Learning Control Barrier Functions and their application in Reinforcement Learning: A Survey
Maeva Guerrier, Hassan Fouad, Giovanni Beltrame
TL;DR
This survey tackles the problem of safe reinforcement learning for robotics by focusing on Control Barrier Functions (CBFs) as a principled tool to enforce forward invariance of safe state sets during learning and deployment. It surveys soft, hard, and probabilistic safety constraints in SRL, and systematically reviews how CBFs can be constructed or learned from data, including demonstrations, inverse RL, and priors, as well as safety-filter/shield architectures and GP-based uncertainty handling. The contributions include a comprehensive taxonomy of SRL approaches using CBFs, analysis of data-driven CBF construction methods, and discussion of practical challenges such as sim2real transfer, generalization, and deployment certification. The work highlights that CBF-based safety can improve sample efficiency and safety in RL, while underscoring the need for robust, transferable, and less conservative methods to bridge the gap to real-world, lifelong robotic systems.
Abstract
Reinforcement learning is a powerful technique for developing new robot behaviors. However, typical lack of safety guarantees constitutes a hurdle for its practical application on real robots. To address this issue, safe reinforcement learning aims to incorporate safety considerations, enabling faster transfer to real robots and facilitating lifelong learning. One promising approach within safe reinforcement learning is the use of control barrier functions. These functions provide a framework to ensure that the system remains in a safe state during the learning process.

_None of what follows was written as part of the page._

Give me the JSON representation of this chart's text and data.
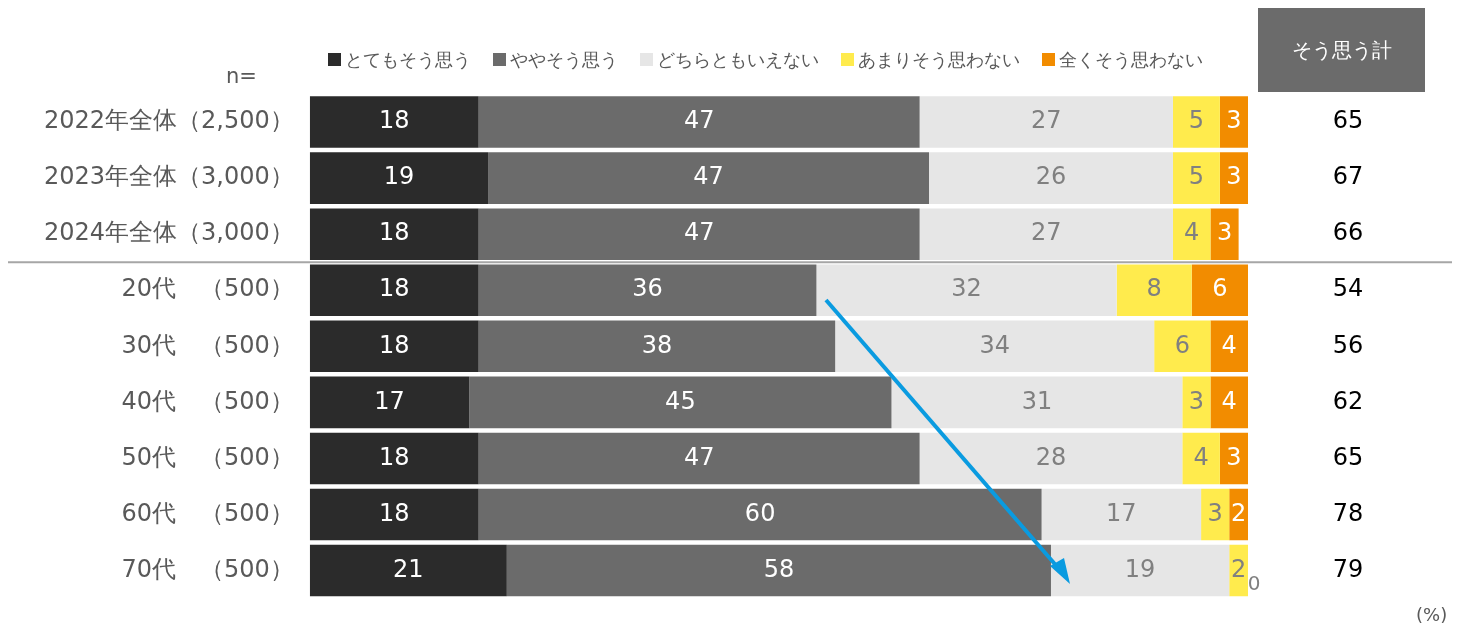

However, synthesizing control barrier functions is not straightforward and often requires ample domain knowledge. This challenge motivates the exploration of data-driven methods for automatically defining control barrier functions, which is highly appealing. We conduct a comprehensive review of the existing literature on safe reinforcement learning using control barrier functions. Additionally, we investigate various techniques for automatically learning the Control Barrier Functions, aiming to enhance the safety and efficacy of Reinforcement Learning in practical robot applications.